Alcuni scienziati russi stanno conducendo un esperimento su larga scala che studia la memoria a lungo termine con l’obiettivo di trovare alcune sostanze note come regolatori di geni.

Con l’aiuto di questi ultimi sarebbe possibile regolare le funzioni del cervello. Il professor Pavel Balaban, corrispondente dell’Accademia russa delle scienze e direttore scientifico di neurofisiologia dell’Institute of Higher Nervous Activity presso la RAN, ha illustrato a Sputnik le prospettive mediche di questo studio.

Lumache del XX secolo

Alla metà del secolo scorso gli animali preferiti dei biofisici come cavie erano i molluschi. Infatti, solo nei molluschi è possibile osservare le cellule nervose a occhio nudo senza microscopio. Il diametro di un neurone raggiunge i 2 mm, il suo spessore è invece di 1 mm e non 1-2 micron come nell’uomo. All’intimo della cellula nervosa di un mollusco si possono inserire fino a 7 elettrodi.

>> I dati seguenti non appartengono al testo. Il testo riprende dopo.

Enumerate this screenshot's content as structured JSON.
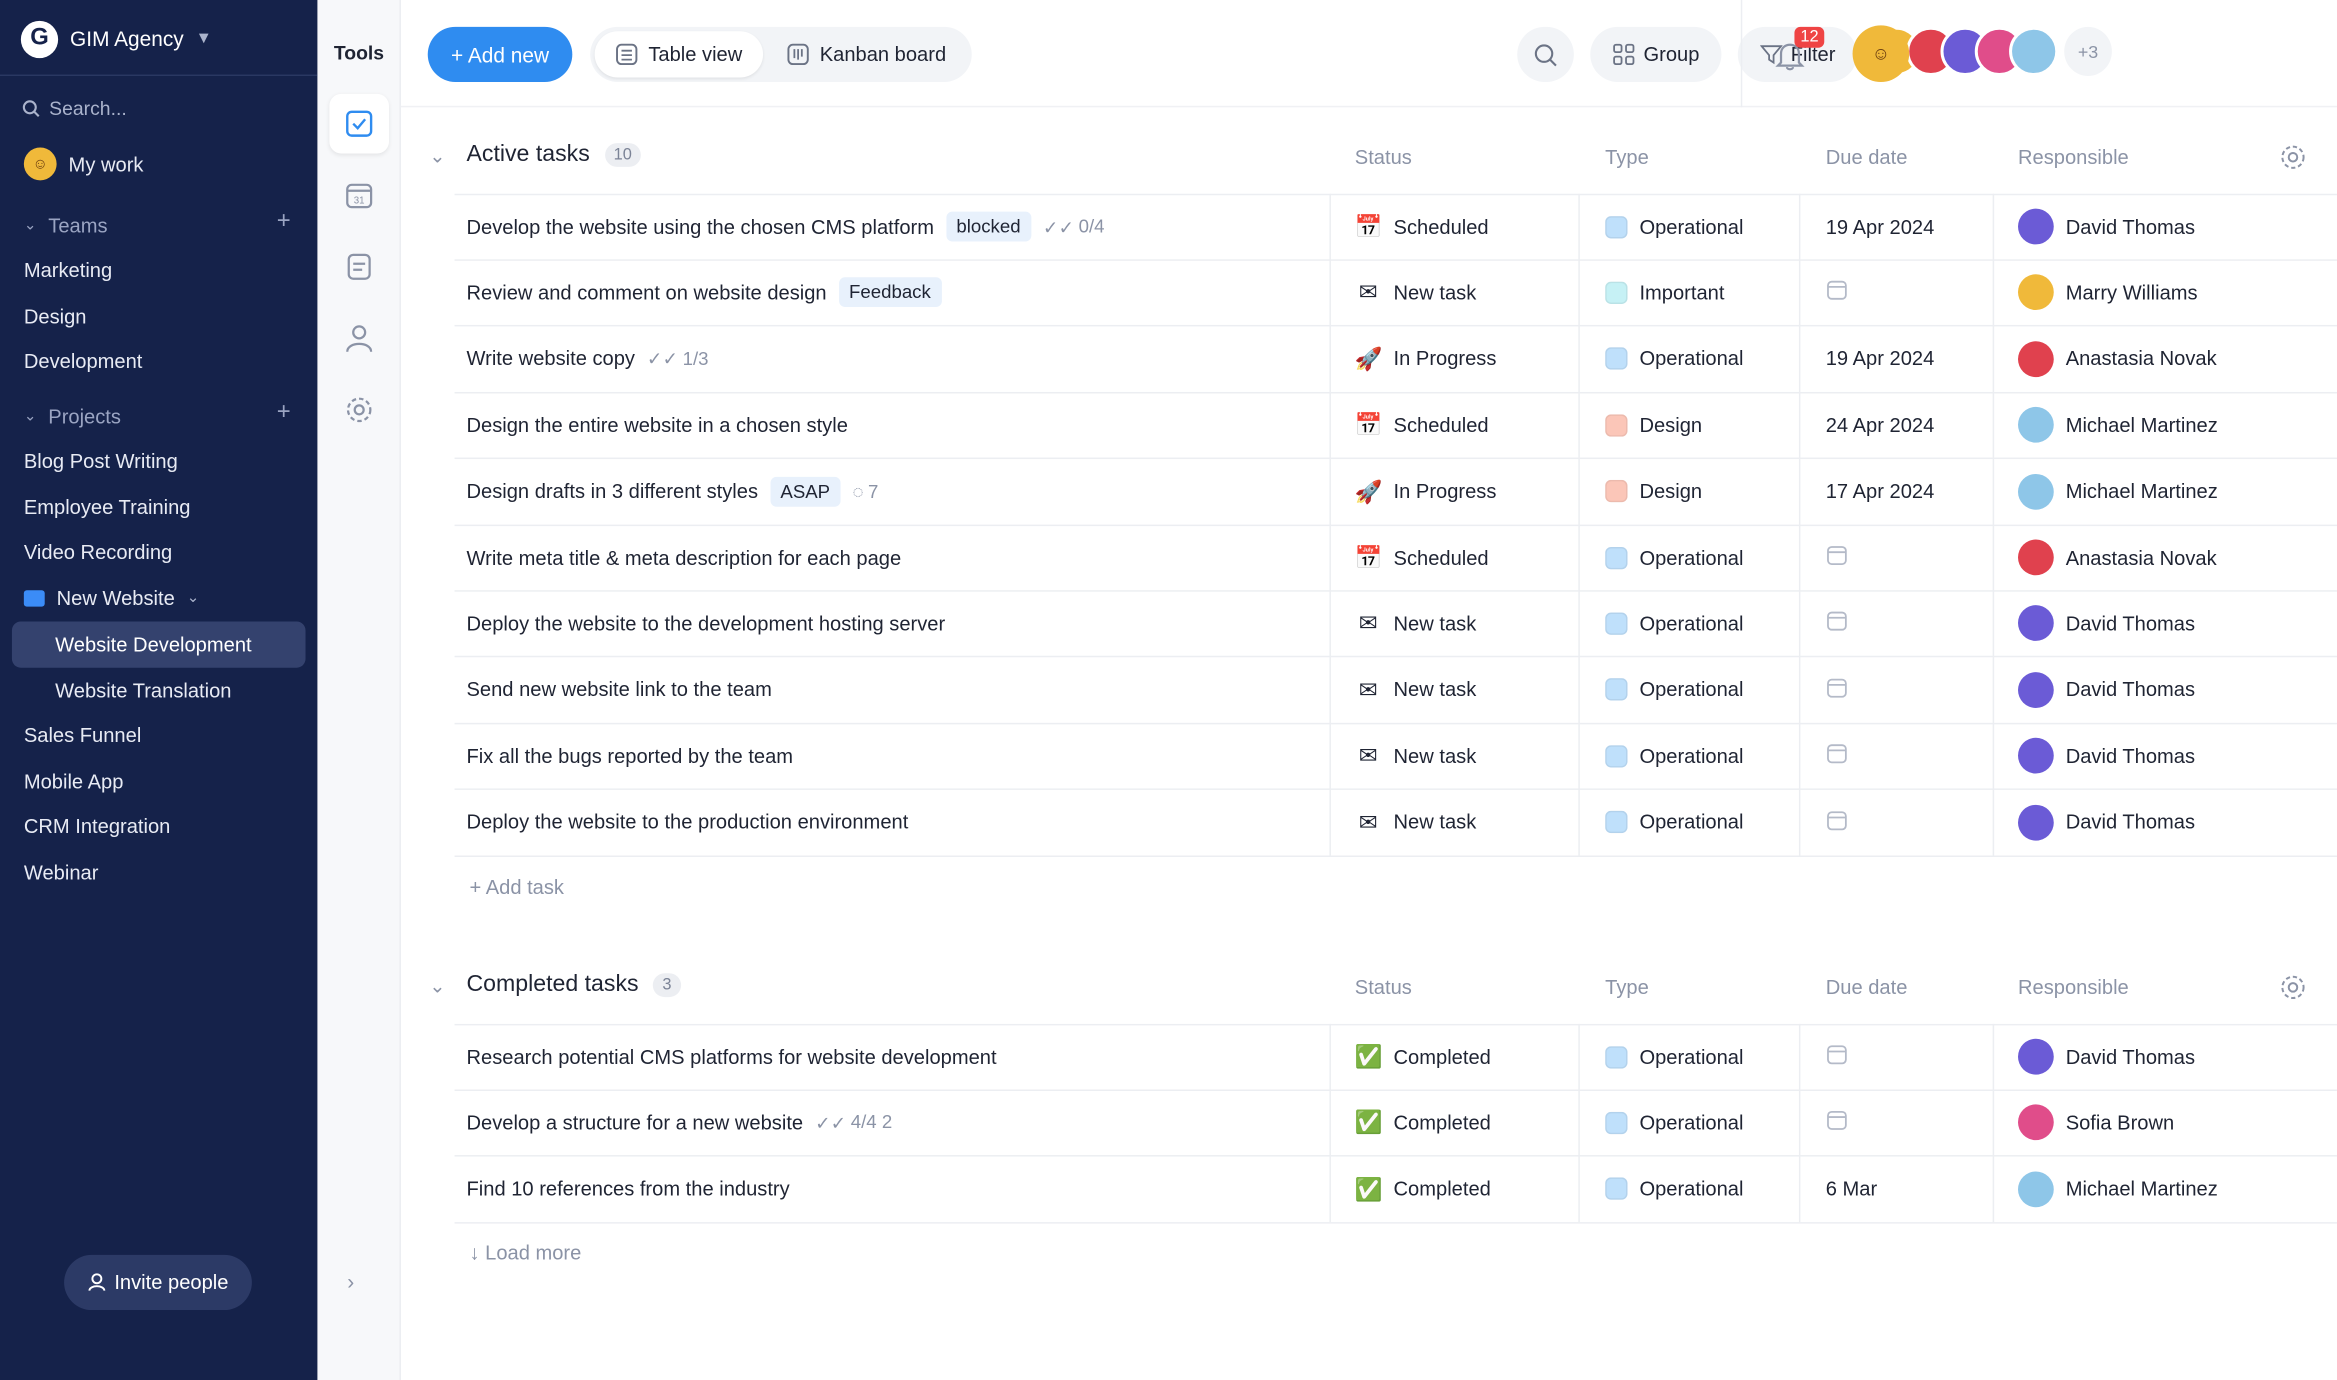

I molluschi di terra sono considerati una sorta di intellettuali fra gli invertebrati: hanno riflessi condizionati piuttosto sviluppati, apprendono con facilità soprattutto se accade loro qualche cosa di spiacevole. Gli scienziati lo definiscono rinforzo negativo.

“Se una lumaca viene colpita da una scossa di corrente in una determinata condizione, ad modello quando striscia su una pallina, non ci ritornerà più. Se le facciamo annusare un odore, gira a sinistra. Se invece ne annusa un altro, gira a destra. Compiono queste azioni lentamente ma in maniera convinta”, spiega Pavel Balaban.